Perhaps somewhat on the lines of what Titus is suggestion, after hearing the nice talk at AGBT on reference-free, assembly-free variant detection (by comparing kmer tables between two or more datasets), I was wondering if a useful tool would look for cases of kmers found in the reads but not in the assembly. Frequency of the kmer matters of course, and that would be an important component.
I like the idea!
We actually have it working for genome assembly; it’s pretty trivial there, although heterozygosity and repeats combined throw a spanner into it. The real trick is to get it working for mRNAseq and metagenomics, which is where digital normalization comes in handy.
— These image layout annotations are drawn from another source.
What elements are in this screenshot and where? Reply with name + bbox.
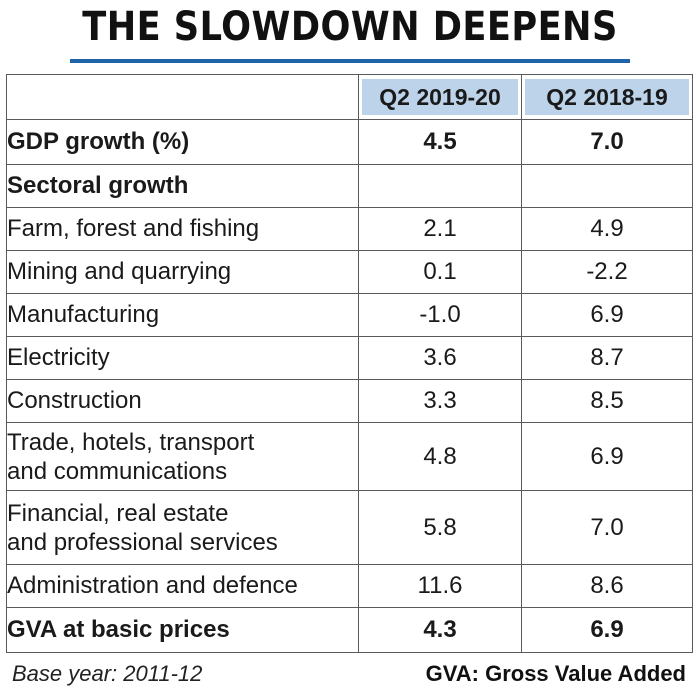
table-row: Electricity 3.6 8.7 [6, 336, 693, 380]
row-label: Manufacturing [6, 293, 359, 337]
cell-q2-2018-19: 6.9 [521, 293, 693, 337]
row-label-line-2: and professional services [7, 528, 278, 556]
row-label: Farm, forest and fishing [6, 207, 359, 251]
cell-q2-2019-20: 4.3 [358, 607, 522, 653]
cell-q2-2018-19: 7.0 [521, 119, 693, 165]
header-cell-q2-2018-19: Q2 2018-19 [521, 74, 693, 120]
row-label: Construction [6, 379, 359, 423]
cell-q2-2019-20 [358, 164, 522, 208]
cell-q2-2019-20: 5.8 [358, 490, 522, 565]
cell-q2-2019-20: 2.1 [358, 207, 522, 251]
cell-q2-2019-20: -1.0 [358, 293, 522, 337]
header-cell-empty [6, 74, 359, 120]
cell-q2-2018-19: 8.5 [521, 379, 693, 423]
header-cell-q2-2019-20: Q2 2019-20 [358, 74, 522, 120]
row-label: GDP growth (%) [6, 119, 359, 165]
row-label-line-1: Trade, hotels, transport [7, 428, 255, 456]
table-header-row: Q2 2019-20 Q2 2018-19 [6, 74, 693, 120]
cell-q2-2019-20: 4.5 [358, 119, 522, 165]
cell-q2-2018-19: 8.6 [521, 564, 693, 608]
cell-q2-2018-19: 8.7 [521, 336, 693, 380]
title-underline [70, 59, 630, 63]
cell-q2-2019-20: 0.1 [358, 250, 522, 294]
row-label: Financial, real estate and professional … [6, 490, 359, 565]
row-label-line-2: and communications [7, 457, 228, 485]
table-row: Construction 3.3 8.5 [6, 379, 693, 423]
row-label: Mining and quarrying [6, 250, 359, 294]
cell-q2-2018-19: 7.0 [521, 490, 693, 565]
row-label: GVA at basic prices [6, 607, 359, 653]
base-year-note: Base year: 2011-12 [12, 661, 203, 686]
row-label-line-1: Financial, real estate [7, 499, 229, 527]
growth-table: Q2 2019-20 Q2 2018-19 GDP growth (%) 4.5… [6, 74, 693, 653]
cell-q2-2018-19: 6.9 [521, 607, 693, 653]
cell-q2-2018-19: -2.2 [521, 250, 693, 294]
cell-q2-2019-20: 4.8 [358, 422, 522, 491]
chart-title: THE SLOWDOWN DEEPENS [82, 4, 618, 50]
row-label: Electricity [6, 336, 359, 380]
table-row: Sectoral growth [6, 164, 693, 208]
cell-q2-2019-20: 11.6 [358, 564, 522, 608]
table-row: Financial, real estate and professional … [6, 490, 693, 565]
gva-definition-note: GVA: Gross Value Added [425, 661, 686, 686]
table-row: Administration and defence 11.6 8.6 [6, 564, 693, 608]
cell-q2-2019-20: 3.6 [358, 336, 522, 380]
column-header-q2-2018-19: Q2 2018-19 [525, 79, 689, 115]
cell-q2-2019-20: 3.3 [358, 379, 522, 423]
table-row: Mining and quarrying 0.1 -2.2 [6, 250, 693, 294]
row-label: Sectoral growth [6, 164, 359, 208]
row-label: Trade, hotels, transport and communicati… [6, 422, 359, 491]
cell-q2-2018-19 [521, 164, 693, 208]
column-header-q2-2019-20: Q2 2019-20 [362, 79, 518, 115]
table-row: GVA at basic prices 4.3 6.9 [6, 607, 693, 653]
table-row: GDP growth (%) 4.5 7.0 [6, 119, 693, 165]
row-label: Administration and defence [6, 564, 359, 608]
table-row: Farm, forest and fishing 2.1 4.9 [6, 207, 693, 251]
cell-q2-2018-19: 4.9 [521, 207, 693, 251]
table-row: Trade, hotels, transport and communicati… [6, 422, 693, 491]
table-row: Manufacturing -1.0 6.9 [6, 293, 693, 337]
cell-q2-2018-19: 6.9 [521, 422, 693, 491]
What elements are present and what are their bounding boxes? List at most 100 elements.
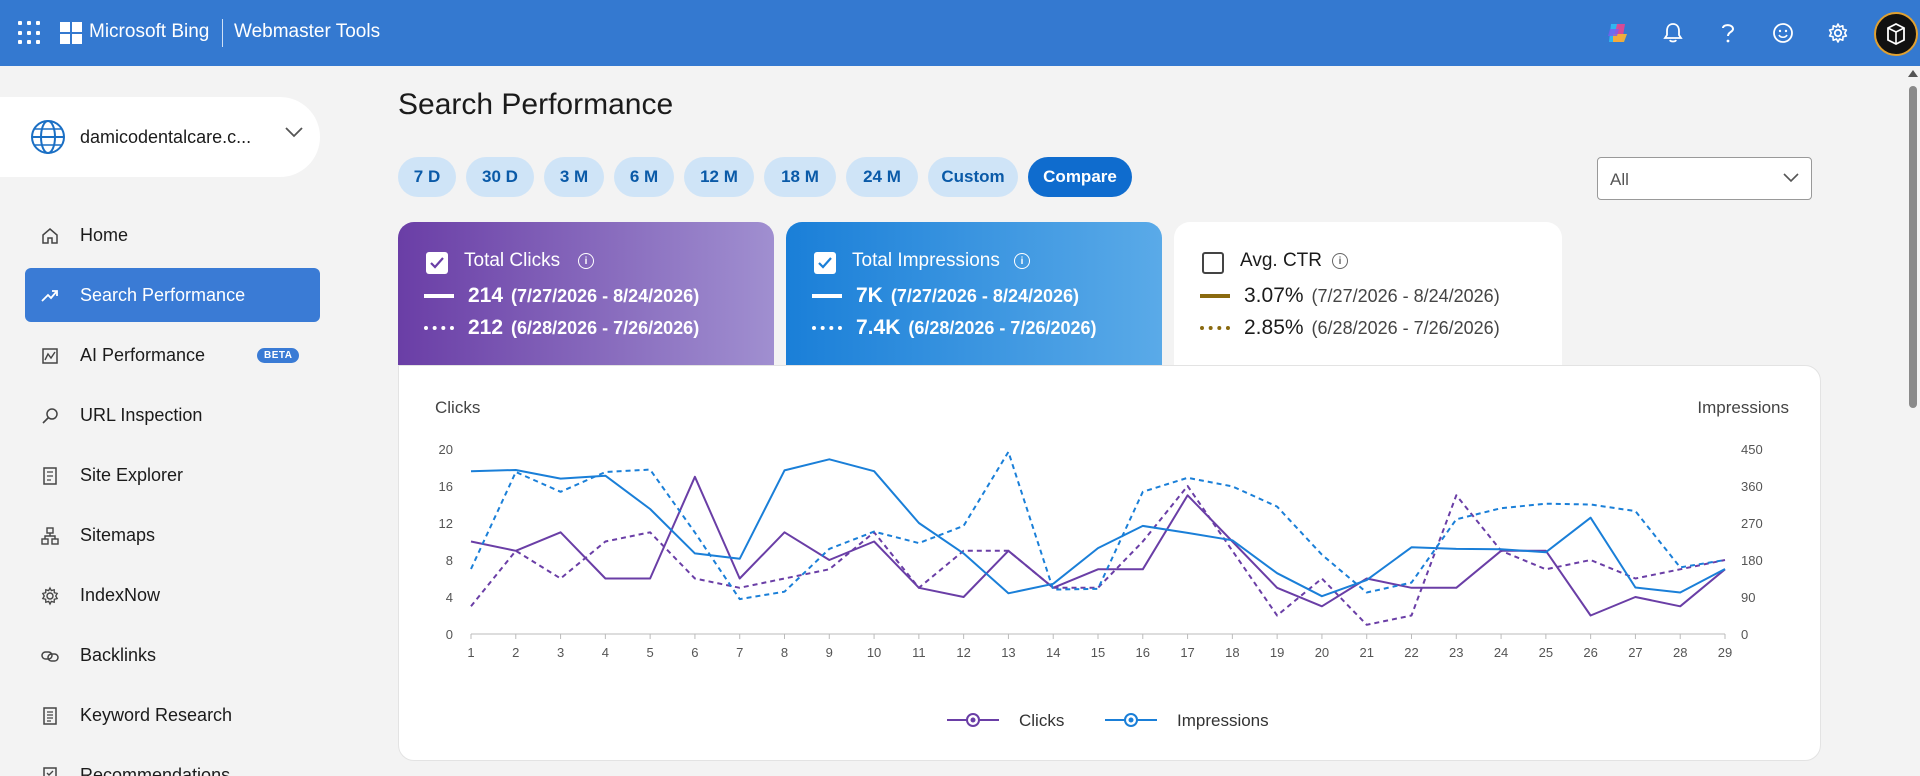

If I get the free time in the next few days, I’ll post some instructions and graphs, tho.
Good post Lex ! Can we classify it as thoughts on thoughts on thoughts that Titus wanted to see? 🙂
> I was wondering if a useful tool would look for cases of kmers found in the reads but not in the assembly.
I think counting k-mers in the reads is the computationally challenging problem and we covered few approaches here –
Once the k-mers are counted in reads, comparing with assembly is straightforward.
You might find useful KmerCounter, http://sourceforge.net/p/kmercounter/code/ci/ba4a13b3280fada5f96b22b37bee01f404e0e563/tree/, a 16mer counter using a big hash. Pros: only about 16Gb of memory required to keep the hash in memory and extremely fast as it just needs to parse linearly input data and store it into memory. Cons: only 16mers can be used due to the hash construction.
I find it extremely useful to get a quick overview of my data, at least when the reference genome is smaller than 4Gb=4^16, otherwise I get bias on kmers distribution due to lack of kmers space.